Applying security policies by using Group Policy objects
As in Windows Server 2003, you can apply security templates created with the Security Templates snap-in or policies created with SCW to multiple computers by importing a template or policy into a GPO. After the GPO is created, you can link the GPO to a target organizational unit (OU) by using the Group Policy Management Console (GPMC). For information about using GPMC, see Group Policy Management Console (http://go.microsoft.com/fwlink/?LinkId=105933).
For information about applying security policies by using GPOs in Windows Server 2008, see the Windows Server 2008 Security Guide (http://go.microsoft.com/fwlink/?LinkId=105788).
Analyzing server security
You can also use the server security policy management tools to analyze the security settings on local or remote computers. Regular analysis enables you to ensure an adequate level of security on each computer as part of an enterprise risk management program. You can modify the security levels and, most importantly, detect any security flaws that may occur in the system over time.
You can analyze security policy settings by using the Security Configuration and Analysis snap-in or SCW.
Security configuration and analysis
How you use the Security Configuration and Analysis snap-in has not changed in Windows Server 2008. You can still use this snap-in to analyze and configure local computer security.

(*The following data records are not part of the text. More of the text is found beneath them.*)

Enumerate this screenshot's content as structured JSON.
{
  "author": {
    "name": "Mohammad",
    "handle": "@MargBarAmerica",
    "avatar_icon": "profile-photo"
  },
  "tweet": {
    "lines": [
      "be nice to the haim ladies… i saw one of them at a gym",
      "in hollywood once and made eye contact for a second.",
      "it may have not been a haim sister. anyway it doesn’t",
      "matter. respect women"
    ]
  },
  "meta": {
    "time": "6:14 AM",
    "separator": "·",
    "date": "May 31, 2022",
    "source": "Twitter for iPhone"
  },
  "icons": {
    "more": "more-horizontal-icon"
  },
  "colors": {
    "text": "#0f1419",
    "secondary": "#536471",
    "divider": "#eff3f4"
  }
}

You use the snap-in to compare the local computer policy to an analysis database and determine if any discrepancies exist between the desired settings in the database and the local policy. You use an existing database, or import one or more templates created with the Security Templates snap-in, to create a new database with updated settings. The analysis presents recommendations with current system settings and uses visual flags or remarks to highlight any areas where the current settings do not match the proposed level of security. You can resolve any discrepancies that an analysis reveals and directly configure local system security by using the template or templates that you imported.
For information about using the Security and Configuration Analysis snap-in, see Analyze and configure security.
To analyze multiple remote computers, you can use SCW.
Security Configuration Wizard
You can use the Scwcmd command-line tool to analyze the security policy settings for a local computer or multiple remote computers. You can compare a server's current security settings with the most up-to-date settings for that server's configuration. You use scwcmd analyze to determine whether a computer is in compliance with a specified policy that was created by using the wizard. To analyze multiple computers, you specify a policy file to use in the analysis and a list of the computers to be analyzed. You then view the results of the analysis by using the scwcmd view command.